また、上場している会社は連結決算が義務付けられています。株式を上場している以上、不特定多数の投資家に財務情報開示の面で責任を負っている以上、連結決算は必要不可欠になっているのです。
対して、上場していない会社は連結決算は任意で選択することができます。では、非上場の会社は連結決算は行わなくてもいいのでしょうか?しなくてもよいと言えますが、連結決算は行うと享受できるメリットもあるのでその点抑えておいて損はないでしょう。
非上場であれば連結決算は任意ですが、上場するとなると確実に連結決算は行わなければならなくなります。そのため、上場の準備期間として連結決算を根付かせる必要性があるのです。現在、上場していなくとも将来上場を考えている企業であれば、日ごろから連結決算を行う体制を整えていれば、上場がスムーズにできることは間違いないでしょう。
不正経理を防ぐことにおいて、内部統制の充実化を図ることが大切ですが、連結決算を行うことによって親子会社関係を利用した不正会計を防ぐことが出来るようになります。
現代の会社はもはや会社単体でなく会社集団のグループで成り立っていると言えます。そのため、経営の判断は親会社を飛び越え子会社の情報を含めて判断することになります。連結決算はそのような子会社の状態も決算書に含んで作成されますのでグループの経営状態を把握するには最適な決算方法です。
連結決算を行う上での注意点としては親会社が独自に動いても連結決算はできないということです。当然ながら子会社の情報が必要となりますが、適切に親会社へ子会社の情報を収集する必要があるのですね。連結決算を行うのでしたら、日ごろから子会社の経理担当と連結決算のスケジュールを示し合わせて、提出してもらう資料をしっかりと子会社に提示して段取りを踏んでおくことが大事です。
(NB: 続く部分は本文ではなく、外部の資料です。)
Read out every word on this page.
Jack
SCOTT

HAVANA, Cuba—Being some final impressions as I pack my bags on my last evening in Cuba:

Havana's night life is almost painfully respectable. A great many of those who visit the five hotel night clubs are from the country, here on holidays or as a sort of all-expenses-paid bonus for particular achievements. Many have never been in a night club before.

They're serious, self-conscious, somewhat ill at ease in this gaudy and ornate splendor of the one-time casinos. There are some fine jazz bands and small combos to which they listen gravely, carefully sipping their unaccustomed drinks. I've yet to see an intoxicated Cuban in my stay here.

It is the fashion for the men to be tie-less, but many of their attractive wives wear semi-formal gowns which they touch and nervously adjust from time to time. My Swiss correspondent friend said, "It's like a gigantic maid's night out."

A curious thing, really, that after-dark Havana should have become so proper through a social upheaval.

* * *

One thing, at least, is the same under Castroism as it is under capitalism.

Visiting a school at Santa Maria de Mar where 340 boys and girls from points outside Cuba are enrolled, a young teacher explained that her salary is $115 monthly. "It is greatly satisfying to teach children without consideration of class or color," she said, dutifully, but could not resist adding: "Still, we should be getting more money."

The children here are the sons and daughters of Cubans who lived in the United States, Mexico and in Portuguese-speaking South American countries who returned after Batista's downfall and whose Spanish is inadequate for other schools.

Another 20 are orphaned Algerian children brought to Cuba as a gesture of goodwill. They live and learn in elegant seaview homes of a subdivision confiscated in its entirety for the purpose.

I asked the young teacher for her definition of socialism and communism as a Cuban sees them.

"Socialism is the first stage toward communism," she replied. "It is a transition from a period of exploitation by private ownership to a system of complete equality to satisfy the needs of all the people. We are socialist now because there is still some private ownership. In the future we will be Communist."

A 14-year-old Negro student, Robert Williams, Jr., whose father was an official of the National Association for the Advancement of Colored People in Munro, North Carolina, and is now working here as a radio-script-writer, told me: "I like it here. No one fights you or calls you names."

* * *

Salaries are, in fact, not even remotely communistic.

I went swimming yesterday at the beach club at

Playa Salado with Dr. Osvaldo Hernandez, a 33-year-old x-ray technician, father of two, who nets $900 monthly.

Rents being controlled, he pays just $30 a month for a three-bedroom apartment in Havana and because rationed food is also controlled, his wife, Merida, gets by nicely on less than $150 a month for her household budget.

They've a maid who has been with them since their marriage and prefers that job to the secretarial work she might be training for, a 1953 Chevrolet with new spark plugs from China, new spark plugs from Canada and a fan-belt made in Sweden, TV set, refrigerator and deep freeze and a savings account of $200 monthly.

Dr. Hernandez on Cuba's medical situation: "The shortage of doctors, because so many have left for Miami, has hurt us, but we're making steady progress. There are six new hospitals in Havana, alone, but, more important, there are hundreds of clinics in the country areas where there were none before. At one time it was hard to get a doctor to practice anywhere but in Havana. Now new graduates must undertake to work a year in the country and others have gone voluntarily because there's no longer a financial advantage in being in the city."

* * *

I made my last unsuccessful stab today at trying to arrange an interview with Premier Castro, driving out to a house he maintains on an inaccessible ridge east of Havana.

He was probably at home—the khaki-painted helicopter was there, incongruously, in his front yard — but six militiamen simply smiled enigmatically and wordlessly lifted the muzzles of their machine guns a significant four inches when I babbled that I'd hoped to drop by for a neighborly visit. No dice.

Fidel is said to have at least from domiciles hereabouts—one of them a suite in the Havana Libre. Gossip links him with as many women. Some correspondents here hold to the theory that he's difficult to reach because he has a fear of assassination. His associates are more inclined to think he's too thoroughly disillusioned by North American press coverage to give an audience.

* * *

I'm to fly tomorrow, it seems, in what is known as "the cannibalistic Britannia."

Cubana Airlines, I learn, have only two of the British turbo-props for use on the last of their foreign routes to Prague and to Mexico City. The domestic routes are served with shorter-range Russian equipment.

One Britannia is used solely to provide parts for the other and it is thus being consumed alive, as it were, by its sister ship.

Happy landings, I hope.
連結決算では、親子会社間の取引に該当するものは連結修正仕分けをしてグループの取引として修正する会計処理が伴います。しかし、この会計処理を適切に行うには親子会社間の取引を集計しておく作業が必要になるのです。これも子会社の経理担当者の協力も必要ですが親会社の方でも情報としては確認が取れますので月次決算を行う時点から集計をしておくことをおススメします。
親会社の経理担当者は親会社の会計処理ばかり着目しがちですが、子会社の会計処理にも目配せしておくべきです。連結決算を行う上では、同一性質の取引について親会社と子会社が行う会計処理の手続きに大きな乖離があってはならないのです。ただし、合理的な理由、例えば業態が全く違う、性格の違う固定資産を所有しているなどの理由があれば会計処理を統一しなくともよい場合もあります。
近年は、企業単体で事業を行うことはそうそうあるものでなくなってきています。また、これから経理を目指す人についても簿記二級で連結会計の問題が出題されるように連結会計の勉強は避けて通れません。覚える論点も多いですが、連結会計が出来るようになれば、その分だけ今の時代に通用できる経理パーソンとなることは間違いないでしょう。